Il più grande squalo mai esistito su questo pianeta, Carcharocles megalodon, poteva crescere fino a 60 piedi (18 metri) di lunghezza e pesare oltre 120.000 libbre (60 tonnellate). Cinque file di denti spaventosi – alcuni lunghi più di 7 pollici – hanno dato origine al nome Megalodon, che significa “grande dente”. Questo massiccio animale, le cui mascelle erano abbastanza grandi da mangiare un rinoceronte adulto dei giorni nostri, molto probabilmente predava le balene.
Cosa dovevano fare le balene di fronte a un predatore così gigantesco?
Meghan Balk, una Peter Buck Fellow presso il Museo Nazionale di Storia Naturale dello Smithsonian, vuole verificare l’ipotesi che le specie di prede di piccole dimensioni si evolvono in dimensioni più grandi per sfuggire alla predazione. Più grande è l’animale da preda, più energia occorre al predatore per attaccare e il rischio di essere ferito esso stesso diventa maggiore. Poiché gli animali da preda più piccoli sono stati mangiati da predatori molto più grandi, i lignaggi di prede possono essersi evoluti per diventare più grandi. Per Balk e il suo stagista estivo, Jazmin Jones, studiare Megalodon e le sue prede è l’ideale per testare questa ipotesi poiché lo squalo gigante si è estinto circa 2,6 milioni di anni fa e gli scienziati pensano che sia stato probabilmente a causa di una mancanza di prede disponibili. Se le specie di prede che lo squalo era abituato a mangiare sono diventate più grandi – troppo grandi persino per attaccare – questo potrebbe spiegare la scomparsa dello squalo.

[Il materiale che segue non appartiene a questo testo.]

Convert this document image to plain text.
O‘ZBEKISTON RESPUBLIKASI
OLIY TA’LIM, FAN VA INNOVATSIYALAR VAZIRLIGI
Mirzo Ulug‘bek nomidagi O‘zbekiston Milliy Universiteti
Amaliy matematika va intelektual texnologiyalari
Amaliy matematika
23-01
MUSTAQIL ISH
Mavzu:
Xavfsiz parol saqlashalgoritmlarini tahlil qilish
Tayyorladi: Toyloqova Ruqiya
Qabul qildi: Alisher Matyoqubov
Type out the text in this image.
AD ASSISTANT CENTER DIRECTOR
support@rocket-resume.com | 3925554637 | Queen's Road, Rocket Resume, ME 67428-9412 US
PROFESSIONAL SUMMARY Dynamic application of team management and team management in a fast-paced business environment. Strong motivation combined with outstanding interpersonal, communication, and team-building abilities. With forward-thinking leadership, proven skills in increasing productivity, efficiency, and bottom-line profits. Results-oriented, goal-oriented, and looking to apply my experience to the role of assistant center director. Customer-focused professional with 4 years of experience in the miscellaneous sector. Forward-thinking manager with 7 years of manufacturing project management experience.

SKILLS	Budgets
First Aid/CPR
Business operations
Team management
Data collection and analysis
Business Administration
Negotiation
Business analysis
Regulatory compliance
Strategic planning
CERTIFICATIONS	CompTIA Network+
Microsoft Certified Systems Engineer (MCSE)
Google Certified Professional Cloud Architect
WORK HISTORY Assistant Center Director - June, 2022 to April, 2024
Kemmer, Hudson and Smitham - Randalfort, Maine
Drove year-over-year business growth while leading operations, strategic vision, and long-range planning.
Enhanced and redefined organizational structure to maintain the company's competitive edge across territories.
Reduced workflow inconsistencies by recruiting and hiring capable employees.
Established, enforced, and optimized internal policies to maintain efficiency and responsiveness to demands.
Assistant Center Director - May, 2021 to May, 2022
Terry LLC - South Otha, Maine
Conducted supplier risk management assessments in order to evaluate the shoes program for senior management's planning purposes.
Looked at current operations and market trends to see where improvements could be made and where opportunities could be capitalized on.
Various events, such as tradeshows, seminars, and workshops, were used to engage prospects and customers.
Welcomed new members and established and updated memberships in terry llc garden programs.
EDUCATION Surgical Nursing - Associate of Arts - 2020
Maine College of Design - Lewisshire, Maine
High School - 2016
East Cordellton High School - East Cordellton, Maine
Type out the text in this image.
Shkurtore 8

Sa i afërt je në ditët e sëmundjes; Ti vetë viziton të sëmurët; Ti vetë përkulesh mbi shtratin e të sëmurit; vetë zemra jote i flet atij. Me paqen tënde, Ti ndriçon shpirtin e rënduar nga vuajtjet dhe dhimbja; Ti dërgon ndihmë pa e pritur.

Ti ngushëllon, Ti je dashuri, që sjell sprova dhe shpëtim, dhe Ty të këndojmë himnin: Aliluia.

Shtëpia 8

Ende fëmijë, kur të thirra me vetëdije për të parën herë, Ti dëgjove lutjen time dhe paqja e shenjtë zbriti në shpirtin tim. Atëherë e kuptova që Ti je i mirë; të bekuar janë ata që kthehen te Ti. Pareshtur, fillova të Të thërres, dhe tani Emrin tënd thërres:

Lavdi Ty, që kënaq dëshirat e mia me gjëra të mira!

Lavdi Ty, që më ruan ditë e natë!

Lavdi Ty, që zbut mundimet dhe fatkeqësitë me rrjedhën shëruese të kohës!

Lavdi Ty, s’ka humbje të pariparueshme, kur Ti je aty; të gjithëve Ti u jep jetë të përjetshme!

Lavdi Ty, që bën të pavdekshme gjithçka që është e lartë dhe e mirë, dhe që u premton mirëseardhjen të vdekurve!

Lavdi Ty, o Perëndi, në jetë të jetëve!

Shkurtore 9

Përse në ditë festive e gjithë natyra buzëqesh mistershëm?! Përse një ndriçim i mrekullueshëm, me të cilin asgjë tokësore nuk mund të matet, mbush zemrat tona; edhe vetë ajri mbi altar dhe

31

Prima di poter esaminare le dimensioni delle prede nel tempo, bisogna prima sapere quali sono le specie di prede. Quest’estate, Jones è stato incaricato di esaminare i fossili di vertebrati marini nella collezione NMNH per identificare chi veniva morso. Il Megalodon ha pattugliato le acque per la prima volta durante il Miocene medio, circa 14 milioni di anni fa, ma si è estinto alla fine del Pliocene, che è terminato circa 2,6 milioni di anni fa. Così, Jones ha fotografato e documentato tutte le ossa fossili marine del Miocene e del Pliocene per trovare prove di morsi di squalo.
Per tre settimane, Jones ha ispezionato le ossa – circa 100 in totale – per cercare segni e poi ha catalogato i segni secondo un sistema di classificazione di sei gruppi. I segni andavano da un dente completamente incastrato a un sottile segno di graffio. I denti incastrati sono stati particolarmente eccitanti perché Jones ne ha trovati solo quattro nel corso delle tre settimane, ma anche senza una tale scoperta il processo è stato divertente. “È molto emozionante perché ogni osso è unico”, ha detto Jones. “Ha la sua serie unica di graffi e modelli. A volte mi imbatto in cose strane… è come risolvere un mistero perché posso dedurre ed eventualmente creare una storia per spiegare alcuni segni.”
Può essere abbastanza difficile determinare il predatore senza l’aiuto di un dente incorporato-segni seghettati possono indicare un morso di Megalodon poiché lo squalo colossale aveva creste nei suoi denti. È anche difficile identificare la specie associata all’osso, specialmente quando rimane solo un frammento di osso. Ma anche collocare un osso in un gruppo particolare (come i Mysticetes, le balene con i fanoni, e Odontocetes, le balene dentate) può essere utile. Sia i Mysticetes che gli Odotocetes erano presenti durante il Miocene e il Pliocene ed erano probabilmente predati dal Megalodon. Jones ha registrato ogni informazione, dalle dimensioni delle ossa alle descrizioni dei vari segni, al fine di sperare di fare un’identificazione futura positiva di entrambe le specie di predatori e prede.
Alla fine delle tre settimane di Jones, c’era una piccola ammaccatura nel compito di catalogare le quasi 4.000 ossa marine del NMNH del tempo in cui Megalodon vagava negli oceani. Una volta che le specie di prede sono note, il lavoro di stima della massa corporea delle potenziali prede può iniziare. Ci vorrà del tempo per rispondere definitivamente alla domanda se le prede di Megalodon si sono evolute per diventare più grandi per evitare la predazione attraverso le fauci dello squalo. Uno sguardo attento ad ogni osso può aiutare a mettere insieme i pezzi per raccontare una storia, e alla fine mostrare il quadro completo della predazione passata.